Bild: Unternehmen, die das Schienennetz in Deutschland nutzen wollen, müssen G…
BERLIN taz | Das Bundesverkehrsministerium unternimmt einen Vorstoß, die
Konkurrenz auf der Schiene fairer zu machen und mehr Wettbewerb zu
schaffen. Darüber äußerten sich Verbände privater Zugunternehmen am
Mittwoch in Berlin kritisch. Sie stimmen zwar dem Ziel zu, sehen den
Entwurf jedoch als völlig unwirksam.
Auch der Vorsitzende des Bundestags-Verkehrsausschusses, Toni Hofreiter
sieht das Ziel in der Vorlage klar verfehlt: der jetzige Stand des Entwurfs
sei „ein typisches Beispiel für Lobby-Einfluss der Deutschen Bahn AG.“
Das „Eisenbahnregulierungsgesetz“ soll dazu führen, dass die Preise für
Bahntrassen sinken. Derzeit müssen Unternehmen, die die Schienen in
Deutschland nutzen wollen ein Entgeld an die DB Netz AG - eine 100
prozentige Bahn-Tochter - entrichten. Ihre Gewinne, jährlich ca. 1
Milliarde Euro, fließen an den Bahn-Konzern.
Das Gesetz will die Entgelte auf die Nutzung von Schienen und Bahnhöfen
regulieren, damit die Bahn nicht willkürlich Preise festlegen kann, sondern
nur noch so viel Geld fordern kann, wie für den effizienten Betrieb der
Netze gebraucht wird. Die Kontrolle soll die Bundesnetzagentur (BNA)
übernehmen. Dafür bekommt sie gerichtsähnliche Beschlusskammern, in denen
Schienenanbieter und Nutzer ihre Preise verhandeln können.
## Positiven Effekt zunichte gemacht
Diese Idee findet auch der Grünen-Abgeordnete und
Verkehrsausschussvorsitzende Toni Hofreiter „richtig gut.“ Besonders ein
Punkt im Entwurf mache aber den Effekt zunichte: die BNA darf nur bei
Betriebskosten urteilen, nicht aber bei Unterhaltskosten.

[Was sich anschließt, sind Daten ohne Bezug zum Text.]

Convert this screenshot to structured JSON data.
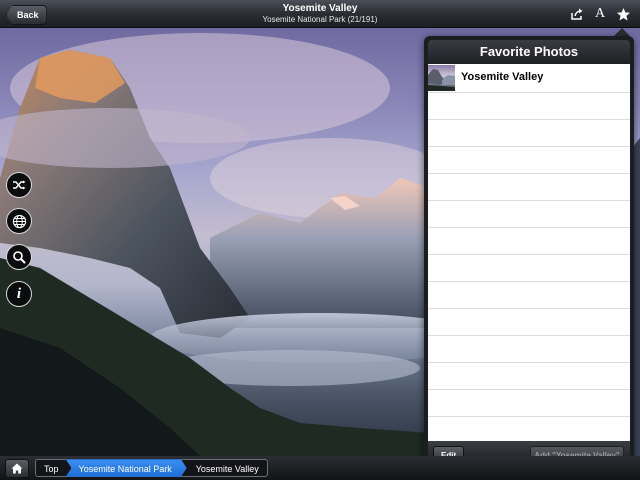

Die genaue Definition davon sei unmöglich, meint Hofreiter. Wenn zum
Beispiel ausgefallene Signale repariert und neue Signallampen eingesetzt
werden, ist das für den täglichen Betrieb nötig. Damit wären die
Reperaturen Betriebskosten. Aber auch zum Unterhalt der Strecke trägt die
Reparatur bei, deshalb kann man die Maßnahme auch zu Unterhaltskosten
zählen.
Wenn nicht geregelt ist, wo der Unterschied liegt, dann „ist der Streit
zwischen Bundesnetzagentur und Bahn vorprogrammiert“, prophezeit Hofreiter.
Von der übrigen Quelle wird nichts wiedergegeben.